Tag Archives: fruit flies

Semi-formal poem: Susan de Sola, ‘Bounty’

The fruit flies find our fruit, they slip
beneath the lid, a silver dome.
The dark fruit scent has drawn them in,
no other lures them out again.
They settle on apples, puckered figs,
they gorge in perpetuity,
may never fly back to their home,
(if they have ever had a home).
An allegory of choice? Well, yes–
in that we have no choice.
The fruit is fine, the day is long.
Let us feed, buzz, rejoice.

*****

Susan de Sola was a native New Yorker who earned a PhD in English Literature at Johns Hopkins, took a job at Amsterdam University… and stayed, married, raised five children. Published in the Hudson Review, PN Review, and The Dark Horse, she won the David Reid Poetry Translation Prize and the Frost Farm Prize. Her less serious work appeared in Snakeskin, Light, Lighten Up Online, and a couple of her poems were reprinted in Potcake Chapbooks. She was widely loved for her creativity, warmth, and sense of fun. She died from lymphoma in 2021, age 59.

‘Bounty’ is the final poem in her only published collection, Frozen Charlotte, published by Able Muse Press in 2019.

Photo: “Fruit flies from fig” by Alejandro Erickson is licensed under CC BY-NC-SA 2.0.

R.I.P. Susan de Sola

Wonderfully warm and witty poet Susan de Sola passed away last week after a short battle with cancer–she was only 59, very active, and had recently published ‘Frozen Charlotte‘ with Able Muse Press.

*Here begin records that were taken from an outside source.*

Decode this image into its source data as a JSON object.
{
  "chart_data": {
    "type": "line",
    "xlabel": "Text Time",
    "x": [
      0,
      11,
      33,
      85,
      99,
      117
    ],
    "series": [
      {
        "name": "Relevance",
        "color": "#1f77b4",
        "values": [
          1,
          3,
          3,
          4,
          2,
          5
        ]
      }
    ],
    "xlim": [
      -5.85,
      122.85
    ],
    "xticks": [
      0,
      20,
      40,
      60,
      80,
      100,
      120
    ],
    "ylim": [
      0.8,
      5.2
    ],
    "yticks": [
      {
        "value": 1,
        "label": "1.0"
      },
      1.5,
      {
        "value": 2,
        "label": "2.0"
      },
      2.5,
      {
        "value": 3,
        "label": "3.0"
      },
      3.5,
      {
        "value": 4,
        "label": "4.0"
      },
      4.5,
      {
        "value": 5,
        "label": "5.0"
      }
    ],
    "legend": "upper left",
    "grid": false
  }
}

Tributes in Snakeskin’s blog and Light Poetry Magazine have shown some of her charming, amusing work.

Her work appeared in a couple of the Potcake Chapbooks–‘Family and Other Fiascoes’ and ‘Strip Down’–but I think the most fitting poem for showing her spirit is the last poem in ‘Frozen Charlotte’. She likens the lives of humans to the brief lives of fruit flies and ends, acceptingly, with
“The fruit is fine, the day is long.
Let us feed, buzz, rejoice
.”

Indeed. But many of us miss you, all the same.